Monday, May 13, 2013

My Soul Needs to Eat

I'm reading What Dreams May Come by Richard Matheson. You must understand I saw the movie starring Robin Williams and Annabella Sciorra fifteen years ago on the cusp of my own recovery from a suicide in my family. I couldn't explain sitting in the theater what each moment of this movie meant to me. EVERYTHING. It was truth and hope and promise and validation. It was F*@King Fantastic
Fast forward fifteen years and I pick up the book because it's on sale on my kindle. The reviews say it's better than the movie. For me that's quite a promise. But I'm finding it a very cerebral read. So far. I must say I'm a bit surprised. Okay, disappointed. The ideas are good, but the emotional context feels flat. I actually find myself thinking: The Celestine Prophecy. Ugh.

But the movie exploded with color. Emotion was in your face. Jumping from the screen. Sitting in the seat beside you. Trying to sit on top of you. Book and film are two very different media. I think Richard Matheson came up with an incredible story. And I think Vincent Ward and the cast and crew of the movie brought it to life.

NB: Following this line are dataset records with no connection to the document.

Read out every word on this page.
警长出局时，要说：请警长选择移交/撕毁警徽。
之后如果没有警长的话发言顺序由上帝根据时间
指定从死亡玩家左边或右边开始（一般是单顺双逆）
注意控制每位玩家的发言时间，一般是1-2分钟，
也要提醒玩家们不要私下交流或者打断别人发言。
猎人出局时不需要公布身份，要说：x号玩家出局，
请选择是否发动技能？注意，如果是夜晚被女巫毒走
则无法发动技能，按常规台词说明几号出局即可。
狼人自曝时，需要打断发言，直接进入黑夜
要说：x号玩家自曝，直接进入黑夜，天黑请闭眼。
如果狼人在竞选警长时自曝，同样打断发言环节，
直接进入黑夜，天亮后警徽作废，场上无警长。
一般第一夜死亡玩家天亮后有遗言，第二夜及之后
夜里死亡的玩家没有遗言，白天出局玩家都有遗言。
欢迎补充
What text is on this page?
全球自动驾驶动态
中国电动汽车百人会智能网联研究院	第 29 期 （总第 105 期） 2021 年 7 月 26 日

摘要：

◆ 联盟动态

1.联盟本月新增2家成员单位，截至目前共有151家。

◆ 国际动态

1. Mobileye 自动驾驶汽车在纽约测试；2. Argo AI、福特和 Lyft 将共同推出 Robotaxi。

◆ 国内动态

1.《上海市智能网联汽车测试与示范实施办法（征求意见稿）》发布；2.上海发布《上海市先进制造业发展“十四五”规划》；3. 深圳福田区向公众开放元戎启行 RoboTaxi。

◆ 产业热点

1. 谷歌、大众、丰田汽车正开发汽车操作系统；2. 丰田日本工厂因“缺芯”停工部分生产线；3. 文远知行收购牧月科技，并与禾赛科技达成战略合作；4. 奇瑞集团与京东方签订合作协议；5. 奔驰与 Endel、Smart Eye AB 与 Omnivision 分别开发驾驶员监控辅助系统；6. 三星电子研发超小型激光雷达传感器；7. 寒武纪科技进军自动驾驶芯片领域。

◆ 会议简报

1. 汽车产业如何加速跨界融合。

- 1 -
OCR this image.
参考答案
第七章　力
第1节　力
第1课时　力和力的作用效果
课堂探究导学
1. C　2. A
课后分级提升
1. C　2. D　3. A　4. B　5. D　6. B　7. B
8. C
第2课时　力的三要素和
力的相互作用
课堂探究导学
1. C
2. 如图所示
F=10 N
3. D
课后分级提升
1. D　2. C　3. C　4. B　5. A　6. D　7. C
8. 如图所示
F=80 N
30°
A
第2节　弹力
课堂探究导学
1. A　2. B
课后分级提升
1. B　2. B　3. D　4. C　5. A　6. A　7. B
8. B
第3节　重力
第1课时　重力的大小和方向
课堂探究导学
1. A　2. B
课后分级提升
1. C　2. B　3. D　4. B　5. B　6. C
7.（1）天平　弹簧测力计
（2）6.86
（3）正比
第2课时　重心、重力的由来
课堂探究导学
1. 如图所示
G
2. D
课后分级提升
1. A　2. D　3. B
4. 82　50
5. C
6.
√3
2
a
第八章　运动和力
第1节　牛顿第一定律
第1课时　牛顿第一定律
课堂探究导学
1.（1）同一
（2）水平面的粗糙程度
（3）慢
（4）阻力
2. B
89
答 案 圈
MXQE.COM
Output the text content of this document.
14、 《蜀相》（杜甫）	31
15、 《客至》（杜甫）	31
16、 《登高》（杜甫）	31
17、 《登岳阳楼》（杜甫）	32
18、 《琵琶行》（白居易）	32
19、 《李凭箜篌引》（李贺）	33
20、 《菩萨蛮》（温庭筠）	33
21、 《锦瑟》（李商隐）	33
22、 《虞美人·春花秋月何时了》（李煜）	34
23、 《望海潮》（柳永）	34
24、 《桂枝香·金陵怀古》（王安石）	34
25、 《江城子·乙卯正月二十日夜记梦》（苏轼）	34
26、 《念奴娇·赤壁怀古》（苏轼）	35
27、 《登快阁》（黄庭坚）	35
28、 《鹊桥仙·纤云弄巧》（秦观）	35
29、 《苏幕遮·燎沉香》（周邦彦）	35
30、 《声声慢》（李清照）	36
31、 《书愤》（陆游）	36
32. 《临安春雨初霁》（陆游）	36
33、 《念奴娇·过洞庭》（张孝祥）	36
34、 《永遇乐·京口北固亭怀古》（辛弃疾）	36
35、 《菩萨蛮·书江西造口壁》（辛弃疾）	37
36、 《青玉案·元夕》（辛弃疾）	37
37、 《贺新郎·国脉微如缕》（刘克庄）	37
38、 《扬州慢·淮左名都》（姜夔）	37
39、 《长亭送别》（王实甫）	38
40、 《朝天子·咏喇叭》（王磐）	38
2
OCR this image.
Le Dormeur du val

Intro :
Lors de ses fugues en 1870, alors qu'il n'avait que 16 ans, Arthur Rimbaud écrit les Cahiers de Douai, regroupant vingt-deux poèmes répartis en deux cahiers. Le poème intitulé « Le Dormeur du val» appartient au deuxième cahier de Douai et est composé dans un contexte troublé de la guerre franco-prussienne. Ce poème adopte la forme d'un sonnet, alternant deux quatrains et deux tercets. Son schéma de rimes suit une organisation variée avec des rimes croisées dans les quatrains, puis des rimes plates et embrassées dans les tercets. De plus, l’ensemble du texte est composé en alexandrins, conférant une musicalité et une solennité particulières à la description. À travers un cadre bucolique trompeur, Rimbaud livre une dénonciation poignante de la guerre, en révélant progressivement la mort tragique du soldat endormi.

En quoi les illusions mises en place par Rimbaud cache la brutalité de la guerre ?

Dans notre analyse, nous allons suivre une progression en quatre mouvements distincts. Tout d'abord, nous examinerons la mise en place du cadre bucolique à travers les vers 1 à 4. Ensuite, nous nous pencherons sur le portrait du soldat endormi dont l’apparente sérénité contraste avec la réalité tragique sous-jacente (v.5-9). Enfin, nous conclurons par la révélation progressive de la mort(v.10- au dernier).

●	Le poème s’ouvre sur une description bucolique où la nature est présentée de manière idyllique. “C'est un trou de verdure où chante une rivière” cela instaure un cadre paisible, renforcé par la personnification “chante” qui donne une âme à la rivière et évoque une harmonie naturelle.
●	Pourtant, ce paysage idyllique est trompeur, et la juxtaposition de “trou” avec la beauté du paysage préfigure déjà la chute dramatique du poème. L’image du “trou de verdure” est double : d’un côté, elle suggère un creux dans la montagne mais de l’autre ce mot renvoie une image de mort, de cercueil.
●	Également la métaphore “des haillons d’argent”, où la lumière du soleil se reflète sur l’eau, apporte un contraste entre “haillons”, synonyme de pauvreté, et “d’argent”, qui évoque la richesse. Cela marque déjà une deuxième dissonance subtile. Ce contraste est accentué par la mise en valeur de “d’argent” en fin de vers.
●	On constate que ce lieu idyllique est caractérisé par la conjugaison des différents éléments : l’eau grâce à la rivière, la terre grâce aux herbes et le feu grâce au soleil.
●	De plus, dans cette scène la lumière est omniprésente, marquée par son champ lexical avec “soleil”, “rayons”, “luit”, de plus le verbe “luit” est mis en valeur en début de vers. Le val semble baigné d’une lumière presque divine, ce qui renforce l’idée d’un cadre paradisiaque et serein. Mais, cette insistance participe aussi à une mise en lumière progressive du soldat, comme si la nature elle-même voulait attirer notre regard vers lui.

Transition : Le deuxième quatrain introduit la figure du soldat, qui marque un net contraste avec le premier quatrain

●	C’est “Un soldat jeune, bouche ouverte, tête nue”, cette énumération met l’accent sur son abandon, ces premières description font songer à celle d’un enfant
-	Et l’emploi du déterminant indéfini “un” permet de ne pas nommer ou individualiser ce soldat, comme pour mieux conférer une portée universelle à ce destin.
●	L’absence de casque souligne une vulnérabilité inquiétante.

Maybe I'll feel differently when I finish the book.
Maybe I won't.
But I will never forget how watching the movie What Dreams May Come was part of my re-entry into a world that I felt very ambivalent about re-entering for a very long time.

I read. I write. I watch movies and t.v. shows. I listen to music.
To feed my inner life.
Because in the end, all we have is what we imagine and my soul needs to eat.